Il 31 maggio 1982, Carlo Mauri – il Bigio, per i lecchesi – moriva stroncato da un infarto mentre saliva la via ferrata sul Pizzo d’Erna. A trent’anni dalla scomparsa di un personaggio che, come Walter Bonatti – di cui Mauri era molto amico – era riuscito a trasportare l’alpinismo nell’ambito della grande avventura, dal 10 al 25 novembre, alla Quadreria Bovara Reina di Malgrate (Lecco), sarà possibile visitare una mostra che ripropone la vita, la filosofia, il modo d’essere e le imprese di quello che fu uno dei massimi protagonisti della scena internazionale dell’esplorazione negli anni ’70 e ’80.
A prima vista enigmatico (E=CM30), il titolo dell’evento è un acronimo di Esploratore Carlo Mauri alla trentesima) e ricorda la celebre equazione di Albert Einstein, E=MC2, per la quale «un corpo a riposo ha la capacità di liberare energia trasformando tutta la sua massa o una parte di essa in radiazione elettromagnetica».

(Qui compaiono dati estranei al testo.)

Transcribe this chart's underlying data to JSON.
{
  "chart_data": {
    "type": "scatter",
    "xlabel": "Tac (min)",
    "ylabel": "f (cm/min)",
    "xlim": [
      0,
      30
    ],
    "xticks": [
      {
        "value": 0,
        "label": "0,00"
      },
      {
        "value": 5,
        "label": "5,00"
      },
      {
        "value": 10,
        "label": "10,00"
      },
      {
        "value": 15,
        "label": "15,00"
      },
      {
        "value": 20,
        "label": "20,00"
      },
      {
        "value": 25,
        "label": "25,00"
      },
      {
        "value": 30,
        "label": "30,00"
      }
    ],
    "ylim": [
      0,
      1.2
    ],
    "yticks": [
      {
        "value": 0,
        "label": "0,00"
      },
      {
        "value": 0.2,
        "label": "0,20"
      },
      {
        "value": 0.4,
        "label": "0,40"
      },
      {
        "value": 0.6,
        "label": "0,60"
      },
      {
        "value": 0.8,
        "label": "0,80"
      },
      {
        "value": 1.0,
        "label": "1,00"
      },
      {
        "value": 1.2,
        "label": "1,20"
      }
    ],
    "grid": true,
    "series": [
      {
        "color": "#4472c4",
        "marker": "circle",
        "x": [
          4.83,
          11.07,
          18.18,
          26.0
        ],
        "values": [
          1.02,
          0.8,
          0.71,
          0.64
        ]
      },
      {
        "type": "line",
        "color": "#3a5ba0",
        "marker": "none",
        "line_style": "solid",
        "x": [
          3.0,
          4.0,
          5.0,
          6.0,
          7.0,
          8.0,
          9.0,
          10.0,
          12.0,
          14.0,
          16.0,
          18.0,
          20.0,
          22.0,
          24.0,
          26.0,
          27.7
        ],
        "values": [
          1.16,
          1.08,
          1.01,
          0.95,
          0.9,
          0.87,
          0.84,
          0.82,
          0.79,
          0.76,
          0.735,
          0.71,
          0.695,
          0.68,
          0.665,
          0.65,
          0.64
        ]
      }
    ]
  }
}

La mostra – stando a quanto dicono gli organizzatori – dovrebbe avere un allestimento insolito. «Verranno stravolti i canoni di una normale mostra» assicura Paolo Vallara, che ne ha curato il percorso espositivo, «e poi Carlo Mauri verrà presentato sotto aspetti che finora sono rimasti in ombra, schiacciati dal suo ruolo di alpinista, quello più noto».
L’iniziativa si articolerà in una carrellata che propone gli otto ambiti della ricerca di Mauri, dalle scalate alle esplorazioni via terra al famoso viaggio attraverso l’Atlantico e poi l’oceano Indiano a bordo di una zattera di papiro.